The 'look-ahead' technology works by harnessing
the power of two complete encoding chips, one of which keeps looking at the complexity of
incoming content so that it can predict exactly how much bandwidth will be needed, said
Ben Stanger, marketing manager of Divicom. The second chip actually encodes the material.

'Other encoders work by reacting to digitized content
and taking more of an averaged approach to bandwidth prediction,' he said. 'This
way, you optimize and manage available bandwidth by tracking it precisely.'

Stanger said analog or digital content enters the encoder,
it is processed by an adaptive field-frame decoder and it then moves through an adaptive
preprocessor and noise reducer.

After that, about 16 frames of video at a time flow into a
buffer, so that the first encoding chip can 'look ahead' and determine the
required bit rate. The second encoding chip then performs the actual encoding, with the
appropriate bit rates, and the content is then passed off to a transport-stream-formatting
and control chip before exiting the encoder.

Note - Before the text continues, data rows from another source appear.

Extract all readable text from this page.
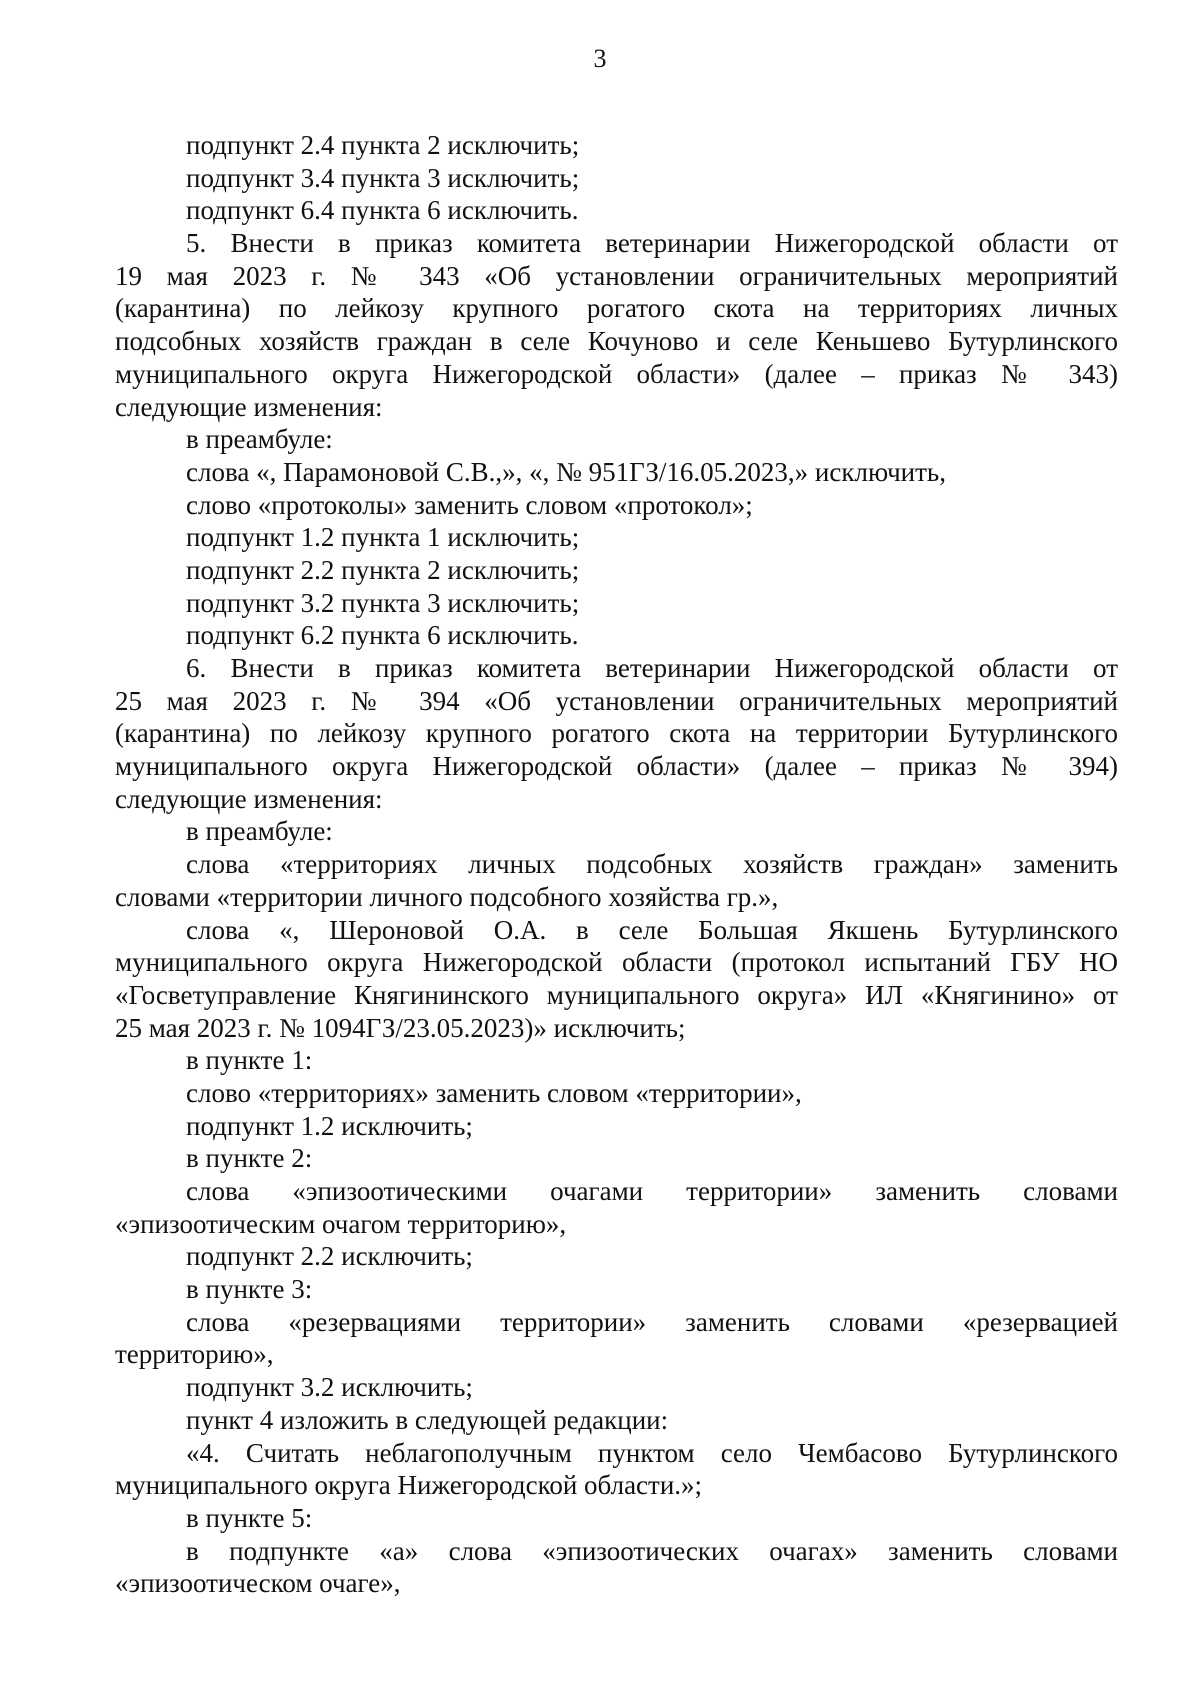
3
подпункт 2.4 пункта 2 исключить;
подпункт 3.4 пункта 3 исключить;
подпункт 6.4 пункта 6 исключить.
5. Внести в приказ комитета ветеринарии Нижегородской области от
19 мая 2023 г. № 343 «Об установлении ограничительных мероприятий
(карантина) по лейкозу крупного рогатого скота на территориях личных
подсобных хозяйств граждан в селе Кочуново и селе Кеньшево Бутурлинского
муниципального округа Нижегородской области» (далее – приказ № 343)
следующие изменения:
в преамбуле:
слова «, Парамоновой С.В.,», «, № 951ГЗ/16.05.2023,» исключить,
слово «протоколы» заменить словом «протокол»;
подпункт 1.2 пункта 1 исключить;
подпункт 2.2 пункта 2 исключить;
подпункт 3.2 пункта 3 исключить;
подпункт 6.2 пункта 6 исключить.
6. Внести в приказ комитета ветеринарии Нижегородской области от
25 мая 2023 г. № 394 «Об установлении ограничительных мероприятий
(карантина) по лейкозу крупного рогатого скота на территории Бутурлинского
муниципального округа Нижегородской области» (далее – приказ № 394)
следующие изменения:
в преамбуле:
слова «территориях личных подсобных хозяйств граждан» заменить
словами «территории личного подсобного хозяйства гр.»,
слова «, Шероновой О.А. в селе Большая Якшень Бутурлинского
муниципального округа Нижегородской области (протокол испытаний ГБУ НО
«Госветуправление Княгининского муниципального округа» ИЛ «Княгинино» от
25 мая 2023 г. № 1094ГЗ/23.05.2023)» исключить;
в пункте 1:
слово «территориях» заменить словом «территории»,
подпункт 1.2 исключить;
в пункте 2:
слова «эпизоотическими очагами территории» заменить словами
«эпизоотическим очагом территорию»,
подпункт 2.2 исключить;
в пункте 3:
слова «резервациями территории» заменить словами «резервацией
территорию»,
подпункт 3.2 исключить;
пункт 4 изложить в следующей редакции:
«4. Считать неблагополучным пунктом село Чембасово Бутурлинского
муниципального округа Нижегородской области.»;
в пункте 5:
в подпункте «а» слова «эпизоотических очагах» заменить словами
«эпизоотическом очаге»,
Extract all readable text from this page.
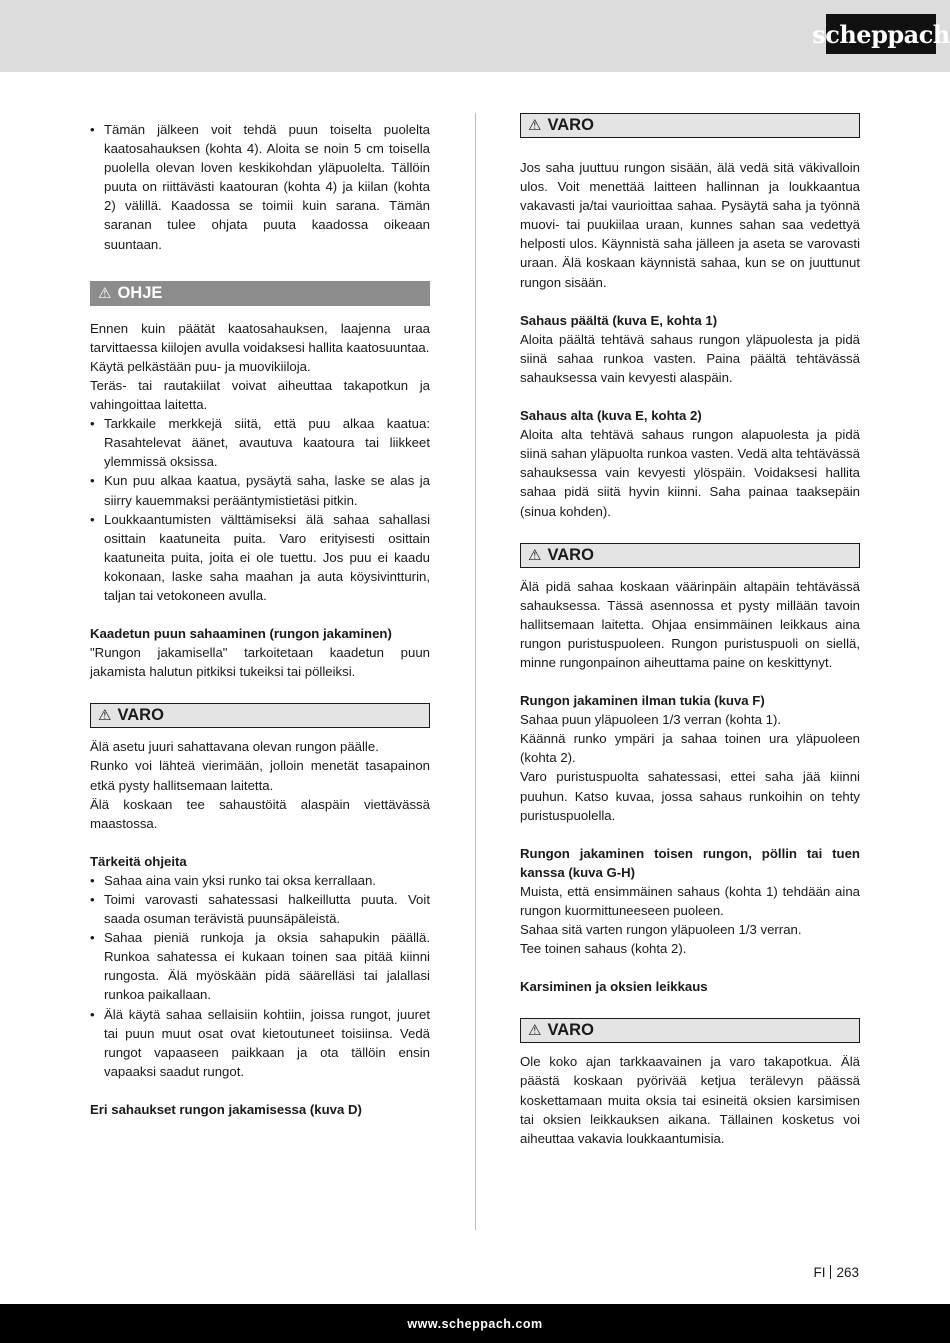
scheppach

• Tämän jälkeen voit tehdä puun toiselta puolelta kaatosahauksen (kohta 4). Aloita se noin 5 cm toisella puolella olevan loven keskikohdan yläpuolelta. Tällöin puuta on riittävästi kaatouran (kohta 4) ja kiilan (kohta 2) välillä. Kaadossa se toimii kuin sarana. Tämän saranan tulee ohjata puuta kaadossa oikeaan suuntaan.

⚠ OHJE

Ennen kuin päätät kaatosahauksen, laajenna uraa tarvittaessa kiilojen avulla voidaksesi hallita kaatosuuntaa.

Käytä pelkästään puu- ja muovikiiloja.

Teräs- tai rautakiilat voivat aiheuttaa takapotkun ja vahingoittaa laitetta.

• Tarkkaile merkkejä siitä, että puu alkaa kaatua: Rasahtelevat äänet, avautuva kaatoura tai liikkeet ylemmissä oksissa.

• Kun puu alkaa kaatua, pysäytä saha, laske se alas ja siirry kauemmaksi perääntymistietäsi pitkin.

• Loukkaantumisten välttämiseksi älä sahaa sahallasi osittain kaatuneita puita. Varo erityisesti osittain kaatuneita puita, joita ei ole tuettu. Jos puu ei kaadu kokonaan, laske saha maahan ja auta köysivintturin, taljan tai vetokoneen avulla.

Kaadetun puun sahaaminen (rungon jakaminen)

"Rungon jakamisella" tarkoitetaan kaadetun puun jakamista halutun pitkiksi tukeiksi tai pölleiksi.

⚠ VARO

Älä asetu juuri sahattavana olevan rungon päälle.

Runko voi lähteä vierimään, jolloin menetät tasapainon etkä pysty hallitsemaan laitetta.

Älä koskaan tee sahaustöitä alaspäin viettävässä maastossa.

Tärkeitä ohjeita

• Sahaa aina vain yksi runko tai oksa kerrallaan.

• Toimi varovasti sahatessasi halkeillutta puuta. Voit saada osuman terävistä puunsäpäleistä.

• Sahaa pieniä runkoja ja oksia sahapukin päällä. Runkoa sahatessa ei kukaan toinen saa pitää kiinni rungosta. Älä myöskään pidä säärelläsi tai jalallasi runkoa paikallaan.

• Älä käytä sahaa sellaisiin kohtiin, joissa rungot, juuret tai puun muut osat ovat kietoutuneet toisiinsa. Vedä rungot vapaaseen paikkaan ja ota tällöin ensin vapaaksi saadut rungot.

Eri sahaukset rungon jakamisessa (kuva D)

⚠ VARO

Jos saha juuttuu rungon sisään, älä vedä sitä väkivalloin ulos. Voit menettää laitteen hallinnan ja loukkaantua vakavasti ja/tai vaurioittaa sahaa. Pysäytä saha ja työnnä muovi- tai puukiilaa uraan, kunnes sahan saa vedettyä helposti ulos. Käynnistä saha jälleen ja aseta se varovasti uraan. Älä koskaan käynnistä sahaa, kun se on juuttunut rungon sisään.

Sahaus päältä (kuva E, kohta 1)

Aloita päältä tehtävä sahaus rungon yläpuolesta ja pidä siinä sahaa runkoa vasten. Paina päältä tehtävässä sahauksessa vain kevyesti alaspäin.

Sahaus alta (kuva E, kohta 2)

Aloita alta tehtävä sahaus rungon alapuolesta ja pidä siinä sahan yläpuolta runkoa vasten. Vedä alta tehtävässä sahauksessa vain kevyesti ylöspäin. Voidaksesi hallita sahaa pidä siitä hyvin kiinni. Saha painaa taaksepäin (sinua kohden).

⚠ VARO

Älä pidä sahaa koskaan väärinpäin altapäin tehtävässä sahauksessa. Tässä asennossa et pysty millään tavoin hallitsemaan laitetta. Ohjaa ensimmäinen leikkaus aina rungon puristuspuoleen. Rungon puristuspuoli on siellä, minne rungonpainon aiheuttama paine on keskittynyt.

Rungon jakaminen ilman tukia (kuva F)

Sahaa puun yläpuoleen 1/3 verran (kohta 1).

Käännä runko ympäri ja sahaa toinen ura yläpuoleen (kohta 2).

Varo puristuspuolta sahatessasi, ettei saha jää kiinni puuhun. Katso kuvaa, jossa sahaus runkoihin on tehty puristuspuolella.

Rungon jakaminen toisen rungon, pöllin tai tuen kanssa (kuva G-H)

Muista, että ensimmäinen sahaus (kohta 1) tehdään aina rungon kuormittuneeseen puoleen.

Sahaa sitä varten rungon yläpuoleen 1/3 verran.

Tee toinen sahaus (kohta 2).

Karsiminen ja oksien leikkaus

⚠ VARO

Ole koko ajan tarkkaavainen ja varo takapotkua. Älä päästä koskaan pyörivää ketjua terälevyn päässä koskettamaan muita oksia tai esineitä oksien karsimisen tai oksien leikkauksen aikana. Tällainen kosketus voi aiheuttaa vakavia loukkaantumisia.

FI 263
www.scheppach.com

The MV40 encoder is designed to work with Divicom's
'MediaNode' statistical multiplexer, so that up to 32 encoded bit streams can be
placed together.

Users of the encoder can specify minimum and maximum bit
rates, from 700 kilobits per second up to 8 megabits per second, Stanger said.

The encoder will be commercially available early next
month, at prices ranging from $55,000 to $70,000, executives said.